Sharing that early rehearsal—room work with another director is vulnerable and exposing, and it requires real faith in the generosity of the partnership. Donahue describes it this way: “As trusting collaborators, we could reflect back to one another insights into and critiques of one another’s process. It was certainly painful at times, but also immensely rewarding and eye-opening.”
For all of its challenges, co-directing also has its comforts. Quaintance puts it this way, “I slept better than during any other show of my career—no tossing and turning wondering about the work for the day. Having instant feedback from a collaborator and shared responsibility for the big picture was extraordinarily freeing. My favorite note I’ve ever been able to give is, ‘Have Joe fix this.’”

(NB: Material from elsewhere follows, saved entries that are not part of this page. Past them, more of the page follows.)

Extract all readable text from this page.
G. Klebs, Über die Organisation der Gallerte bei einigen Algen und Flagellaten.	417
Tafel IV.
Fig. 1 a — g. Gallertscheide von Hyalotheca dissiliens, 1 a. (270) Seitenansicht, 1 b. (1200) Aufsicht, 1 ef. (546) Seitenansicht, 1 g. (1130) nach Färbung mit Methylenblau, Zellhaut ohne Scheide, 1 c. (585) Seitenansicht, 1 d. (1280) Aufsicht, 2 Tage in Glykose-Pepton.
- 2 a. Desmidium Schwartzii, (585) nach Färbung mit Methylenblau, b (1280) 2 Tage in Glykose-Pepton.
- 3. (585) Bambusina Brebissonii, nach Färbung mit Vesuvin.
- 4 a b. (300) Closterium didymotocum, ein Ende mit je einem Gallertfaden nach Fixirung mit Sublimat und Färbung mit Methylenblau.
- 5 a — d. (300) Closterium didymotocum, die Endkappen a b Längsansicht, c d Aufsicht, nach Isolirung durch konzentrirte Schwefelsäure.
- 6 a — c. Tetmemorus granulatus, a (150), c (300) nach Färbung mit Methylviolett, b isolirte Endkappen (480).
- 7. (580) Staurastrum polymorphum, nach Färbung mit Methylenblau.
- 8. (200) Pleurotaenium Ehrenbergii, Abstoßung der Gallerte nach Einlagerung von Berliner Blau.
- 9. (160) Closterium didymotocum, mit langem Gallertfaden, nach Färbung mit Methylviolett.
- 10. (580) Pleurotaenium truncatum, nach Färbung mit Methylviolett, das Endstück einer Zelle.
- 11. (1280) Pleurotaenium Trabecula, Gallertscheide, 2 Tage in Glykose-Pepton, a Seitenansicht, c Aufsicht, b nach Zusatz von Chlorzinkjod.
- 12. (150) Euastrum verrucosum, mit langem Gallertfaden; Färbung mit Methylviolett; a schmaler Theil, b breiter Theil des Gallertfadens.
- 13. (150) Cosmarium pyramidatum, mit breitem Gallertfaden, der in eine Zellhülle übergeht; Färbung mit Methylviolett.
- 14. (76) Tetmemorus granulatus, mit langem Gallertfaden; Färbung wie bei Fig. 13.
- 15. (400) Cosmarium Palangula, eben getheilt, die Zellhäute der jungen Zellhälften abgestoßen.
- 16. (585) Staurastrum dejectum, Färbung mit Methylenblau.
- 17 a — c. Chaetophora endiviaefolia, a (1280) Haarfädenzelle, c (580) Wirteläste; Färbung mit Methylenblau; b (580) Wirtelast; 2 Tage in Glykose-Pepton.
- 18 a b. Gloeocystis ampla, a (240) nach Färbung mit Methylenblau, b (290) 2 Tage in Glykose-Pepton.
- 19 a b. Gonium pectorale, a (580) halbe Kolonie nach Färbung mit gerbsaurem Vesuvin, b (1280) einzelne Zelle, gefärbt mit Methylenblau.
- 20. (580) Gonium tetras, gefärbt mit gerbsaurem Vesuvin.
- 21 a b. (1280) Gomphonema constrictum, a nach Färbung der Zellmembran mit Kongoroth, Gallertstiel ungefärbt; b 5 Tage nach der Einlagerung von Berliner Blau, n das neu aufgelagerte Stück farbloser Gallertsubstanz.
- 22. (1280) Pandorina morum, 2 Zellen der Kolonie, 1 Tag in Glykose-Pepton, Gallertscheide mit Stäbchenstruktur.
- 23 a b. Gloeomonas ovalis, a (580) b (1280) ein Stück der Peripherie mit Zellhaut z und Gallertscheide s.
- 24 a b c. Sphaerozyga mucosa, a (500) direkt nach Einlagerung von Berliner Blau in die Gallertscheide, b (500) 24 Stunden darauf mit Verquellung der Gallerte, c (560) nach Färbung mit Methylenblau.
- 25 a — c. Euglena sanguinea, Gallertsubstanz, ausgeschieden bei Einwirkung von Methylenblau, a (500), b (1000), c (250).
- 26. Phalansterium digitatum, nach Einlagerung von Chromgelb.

It was my intention to co-direct our Into the Woods/A Midsummer Night’s Dream rep with Shana Cooper next season. The Stage Directors and Choreographer’s union stipulates that when two directors work on a play together (under the LORT contract), the producing theatre is allowed to pay 80-percent of the full fee for each show. The caveat is that for the rule to be applied, neither director is allowed to be on the staff of the producing theatre. This rule didn’t apply in my collaborations with Quaintance and Donahue, as they were not then SDC members (they have since joined); with Serrand, we got a special one-time non-precedential concession to apply the 80 percent rule. We asked for but did not receive the same concession for me to collaborate with Cooper, so we were forced to split the rep, with her directing Dream and me Into the Woods, though we both very much wanted to co-direct both.
This is a rule I hope will be reconsidered at the next LORT negotiations, as it does no service to SDC directors; artistic directors are often the least interesting directors working at their own theatres, partly because they have too many other responsibilities, partly because they have limited opportunities to make work outside of their own buildings, but mostly because there is nobody really pushing them and reflecting their work accurately back to them. Co-directing is perhaps the most powerful way to assure those artists continued development and growth.
Co-directing means real collaboration. It means killing your babies. It means being revealed as having no clothes. It means you get bigger. It means you grow. It means you learn. I’m a better director, collaborator and person for having gone on those journeys.
Quaintance again: “I learned more than any time since grad school. Watching my work made better by a different approach, and making another director’s work better without trying to make it like mine was hugely important in my development as a director.”
Joseph Haj is producing artistic director of PlayMakers Repertory Theatre in Chapel Hill, N.C.